Five patients (8.5%) had liver stiffness above 7Kpa suggestive of LF. In contrast, only one patient fulfilled criteria for LF by APRI score.
The mean FS value was 4.63kPa±1.44 in the group with CD less than or equal to 4000mg and 5.32kPa±2.7 in the group with higher CD. No statistically significant differences were found in terms of LF measured by both APRI (p=0.52) and FS (p=0.64) between patients with CD above and below 4000mg (Table 2). No association was found between LH and TD, either measured by FS (p=0.66) or by APRI (p=0.61).

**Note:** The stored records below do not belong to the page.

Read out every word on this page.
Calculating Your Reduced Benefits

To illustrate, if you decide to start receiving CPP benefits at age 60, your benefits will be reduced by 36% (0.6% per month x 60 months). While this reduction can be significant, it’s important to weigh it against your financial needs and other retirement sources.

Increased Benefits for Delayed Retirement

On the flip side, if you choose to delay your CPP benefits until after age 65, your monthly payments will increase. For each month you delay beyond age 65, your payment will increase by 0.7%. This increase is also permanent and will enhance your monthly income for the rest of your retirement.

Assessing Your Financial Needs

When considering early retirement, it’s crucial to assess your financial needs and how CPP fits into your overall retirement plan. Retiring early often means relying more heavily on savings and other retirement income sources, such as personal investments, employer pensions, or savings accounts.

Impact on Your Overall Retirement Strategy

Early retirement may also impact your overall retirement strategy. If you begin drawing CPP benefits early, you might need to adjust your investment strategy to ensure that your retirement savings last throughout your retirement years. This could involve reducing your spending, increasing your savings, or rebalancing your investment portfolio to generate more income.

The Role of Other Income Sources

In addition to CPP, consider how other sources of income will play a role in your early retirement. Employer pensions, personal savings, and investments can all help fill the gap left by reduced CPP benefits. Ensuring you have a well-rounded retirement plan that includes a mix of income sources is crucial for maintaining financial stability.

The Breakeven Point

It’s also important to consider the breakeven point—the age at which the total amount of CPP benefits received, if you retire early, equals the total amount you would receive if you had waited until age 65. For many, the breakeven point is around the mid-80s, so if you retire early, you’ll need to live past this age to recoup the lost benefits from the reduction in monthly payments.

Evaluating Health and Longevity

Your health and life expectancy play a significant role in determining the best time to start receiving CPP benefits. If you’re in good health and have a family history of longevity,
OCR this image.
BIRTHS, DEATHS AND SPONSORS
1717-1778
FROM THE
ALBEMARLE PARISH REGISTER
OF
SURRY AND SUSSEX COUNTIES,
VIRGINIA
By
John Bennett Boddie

Relationship between CD/AST and liver stiffness measured by FS and APRI.
| LS measured by FSMean (SD) | LS measured by APRIMean (SD) | |
|---|---|---|
| Cd≤4000MG (N=26) | 4.63kPa (1.44) | 0.29 (0.095) |
| Cd>4000MG (N=33) | 5.32kPa (2.7) | 0.34 (0.19) |
| p value | 0.64 | 0.52 |
| AST<33UI/L (N=53) | 4.79 (1.98) | 0.303 (0.12) |
| AST≥33UI/L (N=6) | 7.03 (3.48) | 0.5 (0.31) |
| p value | 0.033 | 0.036 |
CD: cumulative methotrexate dose; LS: liver stiffness; LF: liver fibrosis; FS: fibroscan; SD: standard deviation.
Within the included patients, 9 (15.25%) had MetS. No significant differences were found in APRI or FS between patients with MetS and the rest of the sample.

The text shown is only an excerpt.